O PSD não propõe nenhum aumento dos poderes do Presidente da República nem nenhuma alteração substancial à natureza do equilíbrio de poderes entre o Presidente da República e a Assembleia da República na sua proposta de revisão constitucional. Quem o garantiu ao PÚBLICO foi Paulo Teixeira Pinto, responsável pelo projecto de revisão constitucional que o Conselho Nacional do PSD vai aprovar hoje à noite em Aveiro.
Isto porque a alteração em relação à demissão do Governo que é proposta pelo PSD mais não é do que um equilíbrio entre a fórmula da demissão do executivo e a fórmula da dissolução do Parlamento.
Assim, Paulo Teixeira Pinto explicou ao PÚBLICO que se trata de uma equiparação entre as duas fórmulas.
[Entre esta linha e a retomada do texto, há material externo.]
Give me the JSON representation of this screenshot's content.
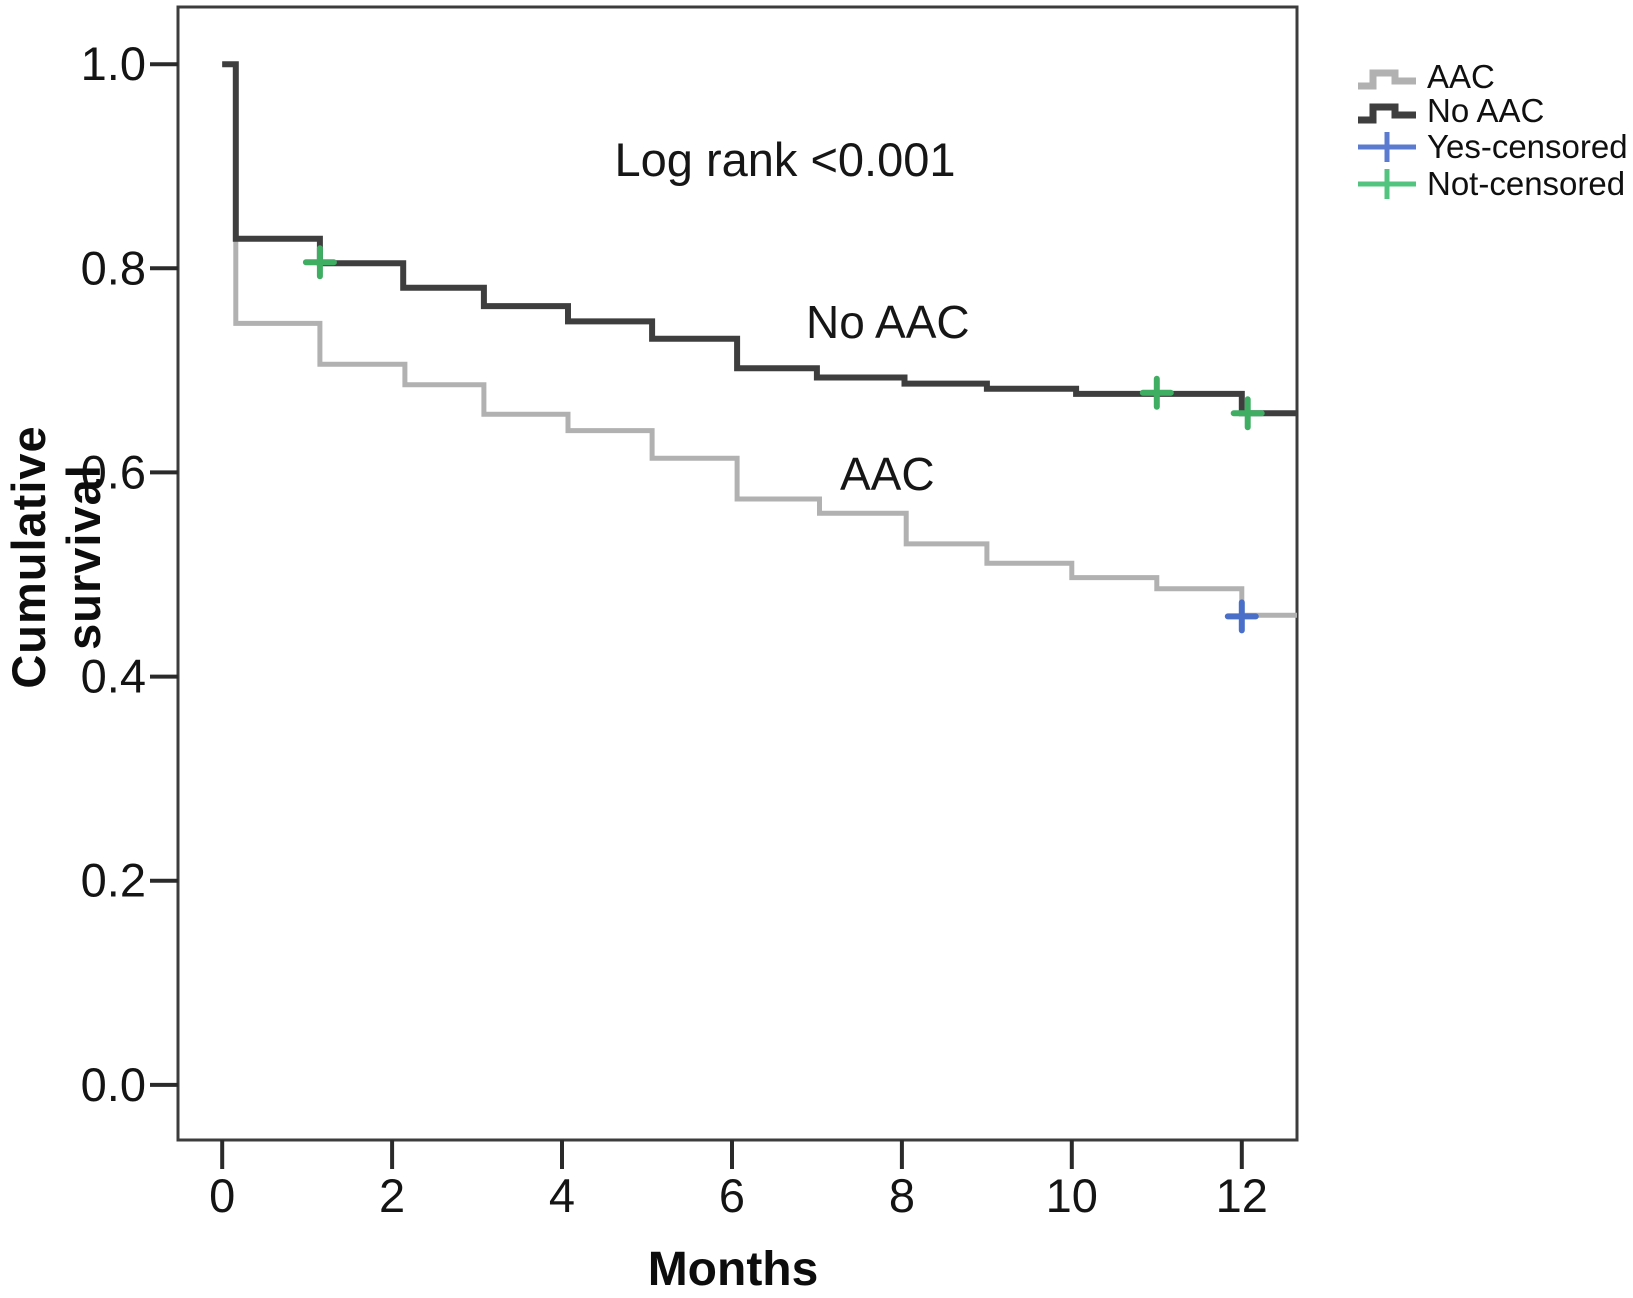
{
  "figure": {
    "background": "#ffffff"
  },
  "chart_data": {
    "type": "line",
    "subtype": "kaplan-meier-step-survival",
    "title": "",
    "xlabel": "Months",
    "ylabel": "Cumulative survival",
    "annotation": "Log rank <0.001",
    "grid": false,
    "legend_position": "top-right-outside",
    "xlim": [
      -0.52,
      12.65
    ],
    "ylim": [
      -0.054,
      1.056
    ],
    "x_ticks": [
      0,
      2,
      4,
      6,
      8,
      10,
      12
    ],
    "x_tick_labels": [
      "0",
      "2",
      "4",
      "6",
      "8",
      "10",
      "12"
    ],
    "y_ticks": [
      0.0,
      0.2,
      0.4,
      0.6,
      0.8,
      1.0
    ],
    "y_tick_labels": [
      "0.0",
      "0.2",
      "0.4",
      "0.6",
      "0.8",
      "1.0"
    ],
    "curve_labels": {
      "no_aac": "No AAC",
      "aac": "AAC"
    },
    "series": [
      {
        "name": "AAC",
        "color": "#b1b1b1",
        "stroke_width": 5,
        "start": [
          0,
          1.0
        ],
        "steps": [
          [
            0.16,
            0.746
          ],
          [
            1.15,
            0.706
          ],
          [
            2.15,
            0.686
          ],
          [
            3.08,
            0.657
          ],
          [
            4.07,
            0.641
          ],
          [
            5.06,
            0.614
          ],
          [
            6.06,
            0.574
          ],
          [
            7.03,
            0.56
          ],
          [
            8.05,
            0.53
          ],
          [
            9.0,
            0.511
          ],
          [
            10.0,
            0.497
          ],
          [
            11.0,
            0.486
          ],
          [
            12.0,
            0.46
          ]
        ],
        "end_month": 12.65
      },
      {
        "name": "No AAC",
        "color": "#3e3e3e",
        "stroke_width": 6,
        "start": [
          0,
          1.0
        ],
        "steps": [
          [
            0.16,
            0.829
          ],
          [
            1.15,
            0.805
          ],
          [
            2.13,
            0.781
          ],
          [
            3.08,
            0.763
          ],
          [
            4.07,
            0.748
          ],
          [
            5.06,
            0.731
          ],
          [
            6.06,
            0.702
          ],
          [
            7.0,
            0.693
          ],
          [
            8.03,
            0.687
          ],
          [
            9.0,
            0.682
          ],
          [
            10.05,
            0.677
          ],
          [
            12.0,
            0.658
          ]
        ],
        "end_month": 12.65
      }
    ],
    "censored_points": [
      {
        "group": "No AAC",
        "status": "Not-censored",
        "month": 1.15,
        "survival": 0.806
      },
      {
        "group": "No AAC",
        "status": "Not-censored",
        "month": 11.0,
        "survival": 0.678
      },
      {
        "group": "No AAC",
        "status": "Not-censored",
        "month": 12.07,
        "survival": 0.658
      },
      {
        "group": "AAC",
        "status": "Yes-censored",
        "month": 12.0,
        "survival": 0.459
      }
    ],
    "colors": {
      "aac": "#b1b1b1",
      "no_aac": "#3e3e3e",
      "yes_censored": "#4a6fc9",
      "not_censored": "#3fae63",
      "axis_box": "#3c3c3c",
      "tick": "#2a2a2a",
      "text": "#141414"
    },
    "legend": {
      "items": [
        {
          "label": "AAC",
          "symbol": "step-line",
          "color": "#b1b1b1"
        },
        {
          "label": "No AAC",
          "symbol": "step-line",
          "color": "#3e3e3e"
        },
        {
          "label": "Yes-censored",
          "symbol": "plus",
          "color": "#5b7bd0"
        },
        {
          "label": "Not-censored",
          "symbol": "plus",
          "color": "#53c47f"
        }
      ]
    }
  }
}
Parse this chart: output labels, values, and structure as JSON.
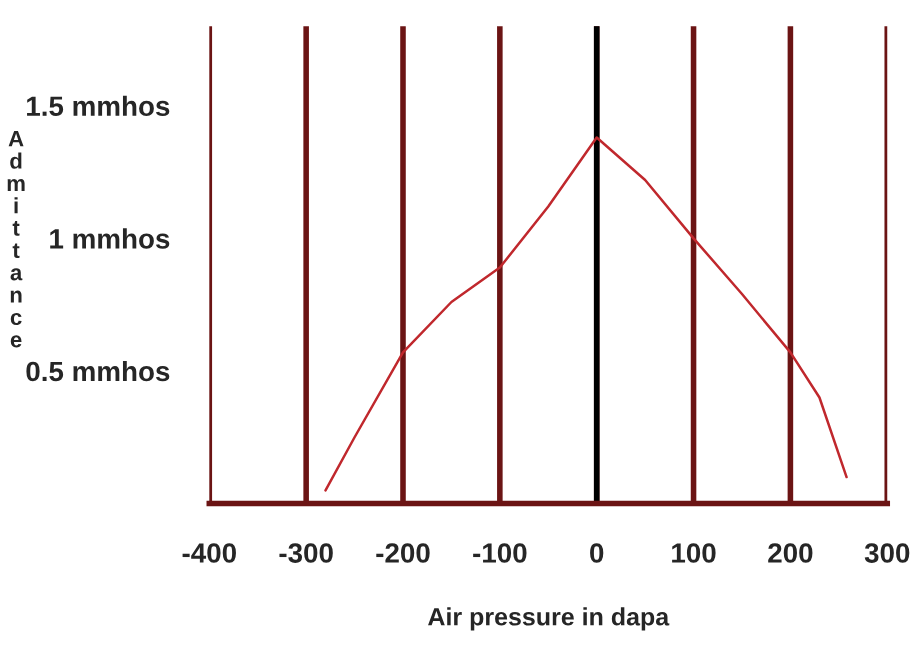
{
  "chart_data": {
    "type": "line",
    "xlabel": "Air pressure in dapa",
    "ylabel": "Admittance",
    "x": [
      -280,
      -250,
      -200,
      -150,
      -100,
      -50,
      0,
      50,
      100,
      150,
      200,
      230,
      258
    ],
    "series": [
      {
        "color": "#c0282d",
        "values": [
          0.05,
          0.25,
          0.57,
          0.76,
          0.89,
          1.12,
          1.38,
          1.22,
          1.0,
          0.79,
          0.57,
          0.4,
          0.1
        ]
      }
    ],
    "xlim": [
      -400,
      300
    ],
    "xticks": [
      -400,
      -300,
      -200,
      -100,
      0,
      100,
      200,
      300
    ],
    "ylim": [
      0,
      1.8
    ],
    "yticks": [
      {
        "value": 0.5,
        "label": "0.5 mmhos"
      },
      {
        "value": 1,
        "label": "1 mmhos"
      },
      {
        "value": 1.5,
        "label": "1.5 mmhos"
      }
    ],
    "grid": "x",
    "ref_lines": [
      {
        "axis": "x",
        "value": 0,
        "color": "#000000"
      }
    ],
    "line_style": "solid",
    "marker": "none"
  }
}
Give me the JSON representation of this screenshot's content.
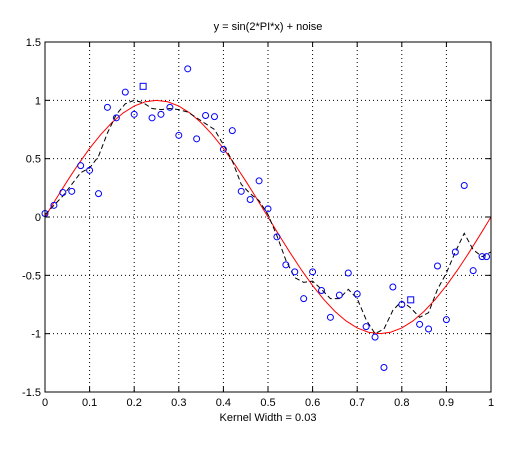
{
  "chart_data": {
    "type": "scatter",
    "title": "y = sin(2*PI*x) + noise",
    "xlabel": "Kernel Width = 0.03",
    "ylabel": "",
    "xlim": [
      0,
      1
    ],
    "ylim": [
      -1.5,
      1.5
    ],
    "xticks": [
      0,
      0.1,
      0.2,
      0.3,
      0.4,
      0.5,
      0.6,
      0.7,
      0.8,
      0.9,
      1
    ],
    "xtick_labels": [
      "0",
      "0.1",
      "0.2",
      "0.3",
      "0.4",
      "0.5",
      "0.6",
      "0.7",
      "0.8",
      "0.9",
      "1"
    ],
    "yticks": [
      -1.5,
      -1,
      -0.5,
      0,
      0.5,
      1,
      1.5
    ],
    "ytick_labels": [
      "-1.5",
      "-1",
      "-0.5",
      "0",
      "0.5",
      "1",
      "1.5"
    ],
    "grid": true,
    "colors": {
      "points": "#0000ff",
      "true_curve": "#ff0000",
      "smoothed": "#000000",
      "grid": "#000000",
      "axes": "#000000"
    },
    "series": [
      {
        "marker": "circle",
        "points": [
          [
            0.0,
            0.03
          ],
          [
            0.02,
            0.1
          ],
          [
            0.04,
            0.21
          ],
          [
            0.06,
            0.22
          ],
          [
            0.08,
            0.44
          ],
          [
            0.1,
            0.4
          ],
          [
            0.12,
            0.2
          ],
          [
            0.14,
            0.94
          ],
          [
            0.16,
            0.85
          ],
          [
            0.18,
            1.07
          ],
          [
            0.2,
            0.88
          ],
          [
            0.24,
            0.85
          ],
          [
            0.26,
            0.88
          ],
          [
            0.28,
            0.94
          ],
          [
            0.3,
            0.7
          ],
          [
            0.32,
            1.27
          ],
          [
            0.34,
            0.67
          ],
          [
            0.36,
            0.87
          ],
          [
            0.38,
            0.86
          ],
          [
            0.4,
            0.58
          ],
          [
            0.42,
            0.74
          ],
          [
            0.44,
            0.22
          ],
          [
            0.46,
            0.15
          ],
          [
            0.48,
            0.31
          ],
          [
            0.5,
            0.07
          ],
          [
            0.52,
            -0.17
          ],
          [
            0.54,
            -0.41
          ],
          [
            0.56,
            -0.47
          ],
          [
            0.58,
            -0.7
          ],
          [
            0.6,
            -0.47
          ],
          [
            0.62,
            -0.63
          ],
          [
            0.64,
            -0.86
          ],
          [
            0.66,
            -0.67
          ],
          [
            0.68,
            -0.48
          ],
          [
            0.7,
            -0.66
          ],
          [
            0.72,
            -0.94
          ],
          [
            0.74,
            -1.03
          ],
          [
            0.76,
            -1.29
          ],
          [
            0.78,
            -0.6
          ],
          [
            0.8,
            -0.75
          ],
          [
            0.84,
            -0.92
          ],
          [
            0.86,
            -0.96
          ],
          [
            0.88,
            -0.42
          ],
          [
            0.9,
            -0.88
          ],
          [
            0.92,
            -0.3
          ],
          [
            0.94,
            0.27
          ],
          [
            0.96,
            -0.46
          ],
          [
            0.98,
            -0.34
          ],
          [
            0.99,
            -0.34
          ]
        ]
      },
      {
        "marker": "square",
        "points": [
          [
            0.22,
            1.12
          ],
          [
            0.82,
            -0.71
          ]
        ]
      },
      {
        "style": "solid",
        "points": [
          [
            0.0,
            0.0
          ],
          [
            0.025,
            0.156
          ],
          [
            0.05,
            0.309
          ],
          [
            0.075,
            0.454
          ],
          [
            0.1,
            0.588
          ],
          [
            0.125,
            0.707
          ],
          [
            0.15,
            0.809
          ],
          [
            0.175,
            0.891
          ],
          [
            0.2,
            0.951
          ],
          [
            0.225,
            0.988
          ],
          [
            0.25,
            1.0
          ],
          [
            0.275,
            0.988
          ],
          [
            0.3,
            0.951
          ],
          [
            0.325,
            0.891
          ],
          [
            0.35,
            0.809
          ],
          [
            0.375,
            0.707
          ],
          [
            0.4,
            0.588
          ],
          [
            0.425,
            0.454
          ],
          [
            0.45,
            0.309
          ],
          [
            0.475,
            0.156
          ],
          [
            0.5,
            0.0
          ],
          [
            0.525,
            -0.156
          ],
          [
            0.55,
            -0.309
          ],
          [
            0.575,
            -0.454
          ],
          [
            0.6,
            -0.588
          ],
          [
            0.625,
            -0.707
          ],
          [
            0.65,
            -0.809
          ],
          [
            0.675,
            -0.891
          ],
          [
            0.7,
            -0.951
          ],
          [
            0.725,
            -0.988
          ],
          [
            0.75,
            -1.0
          ],
          [
            0.775,
            -0.988
          ],
          [
            0.8,
            -0.951
          ],
          [
            0.825,
            -0.891
          ],
          [
            0.85,
            -0.809
          ],
          [
            0.875,
            -0.707
          ],
          [
            0.9,
            -0.588
          ],
          [
            0.925,
            -0.454
          ],
          [
            0.95,
            -0.309
          ],
          [
            0.975,
            -0.156
          ],
          [
            1.0,
            0.0
          ]
        ]
      },
      {
        "style": "dashed",
        "points": [
          [
            0.0,
            0.02
          ],
          [
            0.02,
            0.1
          ],
          [
            0.04,
            0.18
          ],
          [
            0.06,
            0.28
          ],
          [
            0.08,
            0.38
          ],
          [
            0.1,
            0.42
          ],
          [
            0.12,
            0.52
          ],
          [
            0.14,
            0.72
          ],
          [
            0.16,
            0.88
          ],
          [
            0.18,
            0.97
          ],
          [
            0.2,
            1.0
          ],
          [
            0.22,
            0.98
          ],
          [
            0.24,
            0.93
          ],
          [
            0.26,
            0.92
          ],
          [
            0.28,
            0.93
          ],
          [
            0.3,
            0.92
          ],
          [
            0.32,
            0.9
          ],
          [
            0.34,
            0.85
          ],
          [
            0.36,
            0.8
          ],
          [
            0.38,
            0.75
          ],
          [
            0.4,
            0.62
          ],
          [
            0.42,
            0.48
          ],
          [
            0.44,
            0.28
          ],
          [
            0.46,
            0.2
          ],
          [
            0.48,
            0.14
          ],
          [
            0.5,
            0.02
          ],
          [
            0.52,
            -0.16
          ],
          [
            0.54,
            -0.37
          ],
          [
            0.56,
            -0.52
          ],
          [
            0.58,
            -0.56
          ],
          [
            0.6,
            -0.55
          ],
          [
            0.62,
            -0.62
          ],
          [
            0.64,
            -0.7
          ],
          [
            0.66,
            -0.7
          ],
          [
            0.68,
            -0.62
          ],
          [
            0.7,
            -0.7
          ],
          [
            0.72,
            -0.88
          ],
          [
            0.74,
            -1.0
          ],
          [
            0.76,
            -0.96
          ],
          [
            0.78,
            -0.8
          ],
          [
            0.8,
            -0.72
          ],
          [
            0.82,
            -0.78
          ],
          [
            0.84,
            -0.86
          ],
          [
            0.86,
            -0.82
          ],
          [
            0.88,
            -0.62
          ],
          [
            0.9,
            -0.48
          ],
          [
            0.92,
            -0.3
          ],
          [
            0.94,
            -0.14
          ],
          [
            0.96,
            -0.28
          ],
          [
            0.98,
            -0.34
          ],
          [
            1.0,
            -0.3
          ]
        ]
      }
    ]
  }
}
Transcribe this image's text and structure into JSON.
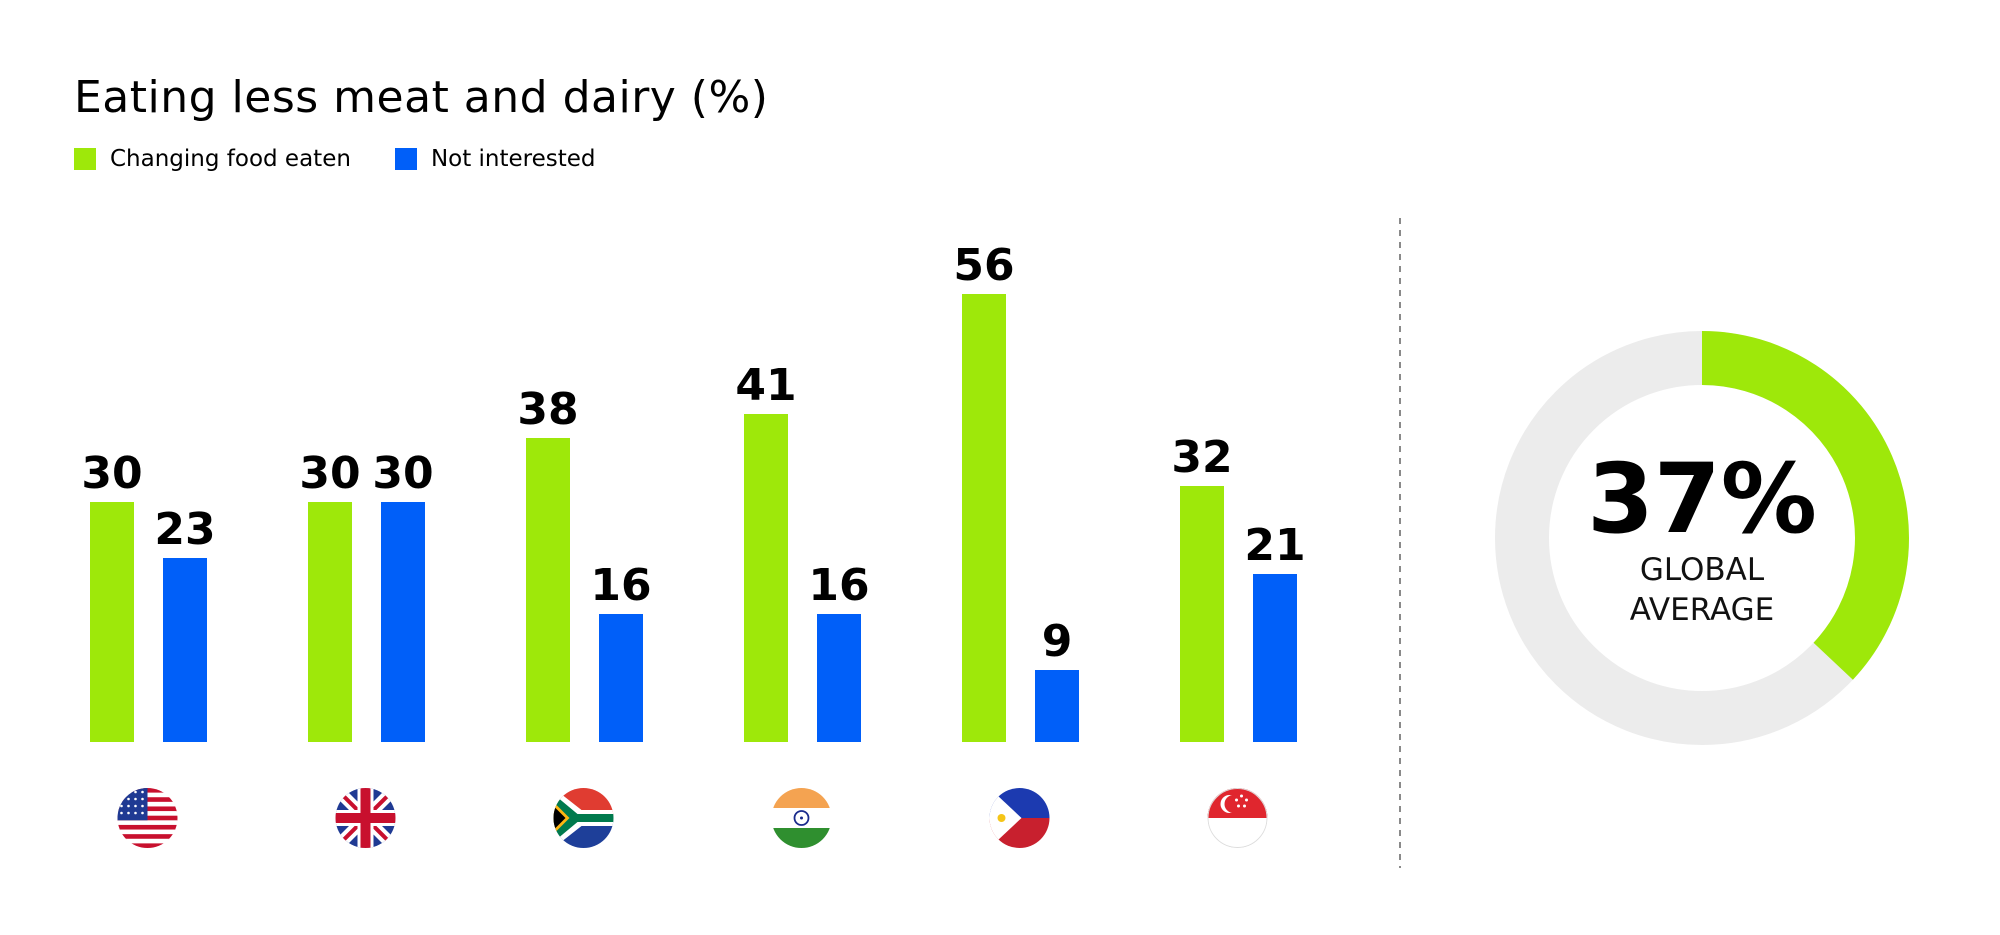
{
  "chart_data": {
    "type": "bar",
    "title": "Eating less meat and dairy (%)",
    "categories": [
      "United States",
      "United Kingdom",
      "South Africa",
      "India",
      "Philippines",
      "Singapore"
    ],
    "category_icons": [
      "flag-us-icon",
      "flag-uk-icon",
      "flag-za-icon",
      "flag-in-icon",
      "flag-ph-icon",
      "flag-sg-icon"
    ],
    "series": [
      {
        "name": "Changing food eaten",
        "color": "#9ee80a",
        "values": [
          30,
          30,
          38,
          41,
          56,
          32
        ]
      },
      {
        "name": "Not interested",
        "color": "#005ff9",
        "values": [
          23,
          30,
          16,
          16,
          9,
          21
        ]
      }
    ],
    "ylim": [
      0,
      60
    ],
    "grid": false,
    "legend_position": "top-left"
  },
  "donut": {
    "value": 37,
    "value_label": "37%",
    "caption_line1": "GLOBAL",
    "caption_line2": "AVERAGE",
    "fill_color": "#9ee80a",
    "track_color": "#ececec"
  }
}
A actual Constituição privilegia o Governo em detrimento da AR, uma vez que é mais fácil o Presidente dissolver o Parlamento, bastando-lhe ouvir o Conselho de Estado, cujo parecer não é vinculativo. Ora, para demitir o Governo, o Presidente tem que alegar o irregular funcionamento das instituições, o que torna mais difícil o uso deste poder.
De resto, o PSD propõe o aumento das competências do Presidente na nomeação de órgãos como o de "nomear dois dos membros do Conselho Superior da República", órgão cuja criação fica regulamentada no artigo 276.º e que inclui as figuras que já ocuparam altos cargos de Estado. Na sequência do que defendeu no Congresso, a proposta de Passos Coelho prevê ainda que o Presidente passe a "nomear e exonerar, sob proposta do Governo, ouvido o Conselho Superior da República, os membros da direcção das entidades reguladoras independentes".
Por outro lado, há uma proposta de alteração da Constituição que pode ser vista como uma condicionante dos poderes do Presidente que é a moção de censura construtiva.
Na proposta do PSD surgem três moções votadas pela AR, duas das quais podem levar à queda do Governo e que já existem: a de confiança apresentada pelo Governo e a moção de censura, agora chamada simples, da iniciativa da oposição. Mas é criada a moção de censura construtiva, para que se possa mudar de Governo e de perfil de poder parlamentar, sem eleições antecipadas. "Nas mesmas condições, podem também ser aprovadas moções de censura construtivas, com indigitação de um primeiro-ministro alternativo", diz a proposta de novo artigo 194.º.
O PSD propõe ainda que o mandato do Presidente passe a seis anos e o da Assembleia a cinco.